[Math] Binary to Gray code using XOR boolean expressions

Question

I have a question which asks to design a circuit to convert from binary to gray code, using a boolean expression.

Now I understand you have to use XOR to achieve this. And I understand that XOR means that only one or the other can be true, if both are true thats just nomral OR.

I also understanding how to convert between gray code and binary and vise versa through addition, with this video: Binary to Gray code video

I'm just having trouble understand how to do this using XOR. Below is the task I've been set and they've gave me some examples to start with, but I don't understand them.

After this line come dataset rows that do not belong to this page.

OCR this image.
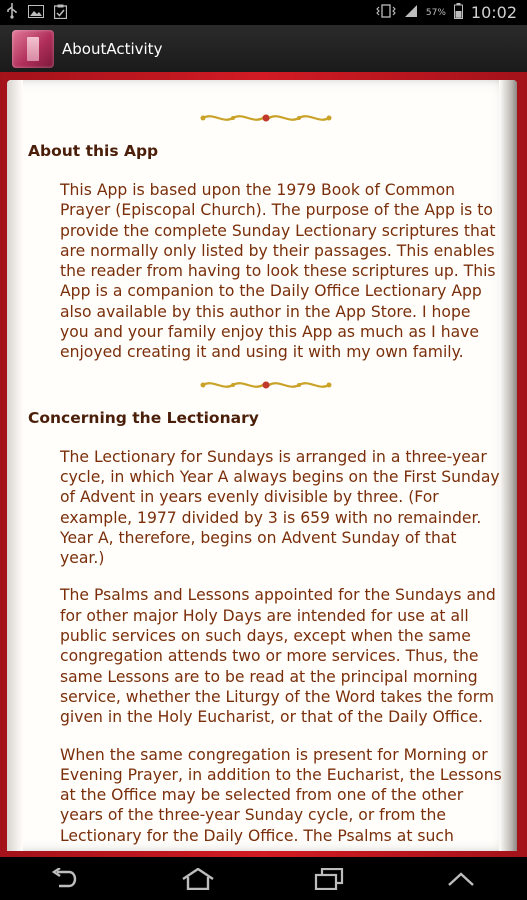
57% 10:02
AboutActivity
About this App

This App is based upon the 1979 Book of Common Prayer (Episcopal Church). The purpose of the App is to provide the complete Sunday Lectionary scriptures that are normally only listed by their passages. This enables the reader from having to look these scriptures up. This App is a companion to the Daily Office Lectionary App also available by this author in the App Store. I hope you and your family enjoy this App as much as I have enjoyed creating it and using it with my own family.

Concerning the Lectionary

The Lectionary for Sundays is arranged in a three-year cycle, in which Year A always begins on the First Sunday of Advent in years evenly divisible by three. (For example, 1977 divided by 3 is 659 with no remainder. Year A, therefore, begins on Advent Sunday of that year.)

The Psalms and Lessons appointed for the Sundays and for other major Holy Days are intended for use at all public services on such days, except when the same congregation attends two or more services. Thus, the same Lessons are to be read at the principal morning service, whether the Liturgy of the Word takes the form given in the Holy Eucharist, or that of the Daily Office.

When the same congregation is present for Morning or Evening Prayer, in addition to the Eucharist, the Lessons at the Office may be selected from one of the other years of the three-year Sunday cycle, or from the Lectionary for the Daily Office. The Psalms at such
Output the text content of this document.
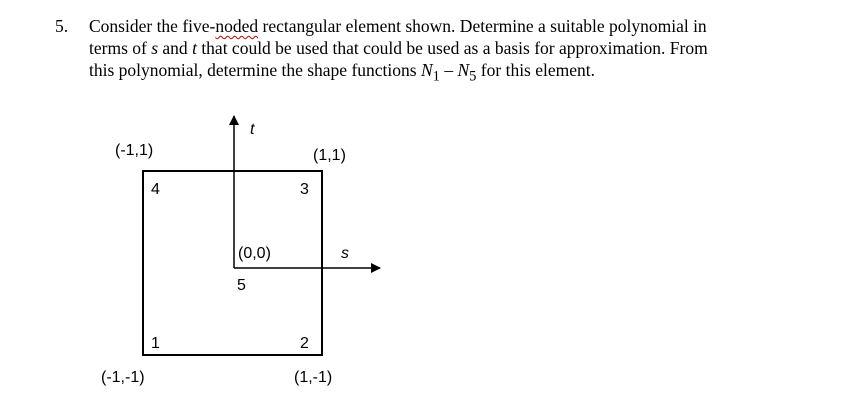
5. Consider the five-noded rectangular element shown. Determine a suitable polynomial in
terms of s and t that could be used that could be used as a basis for approximation. From
this polynomial, determine the shape functions $N_1 - N_5$ for this element.
t
s
(-1,1)	(1,1)
(-1,-1)	(1,-1)
(0,0)
4	3
5
1	2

If anyone could explain to me how these examples work I would be greatful.

Image of my task and some examples of boolean expressions using XOR

Answer 1

Refer to the 4-bit example in the above comment.
Standard binary to Gray code:
$a\mid b\mid c\mid d\qquad\to\qquad p\mid q\mid r\mid s$
where
$p=(a)$
$q=(a\not\equiv b)$
$r=(b\not\equiv c)$
$s=(c\not\equiv d)$
$====================$
Gray code to Standard binary:
$p\mid q\mid r\mid s\qquad\to\qquad a\mid b\mid c\mid d$
where
$a=(p)$
$b=(p\not\equiv q)$
$c=(p\not\equiv q\not\equiv r)$
$d=(p\not\equiv q\not\equiv r\not\equiv s)$
The XOR $\not\equiv$ operation is associative, so the order in which these multiple XORs are performed is immaterial.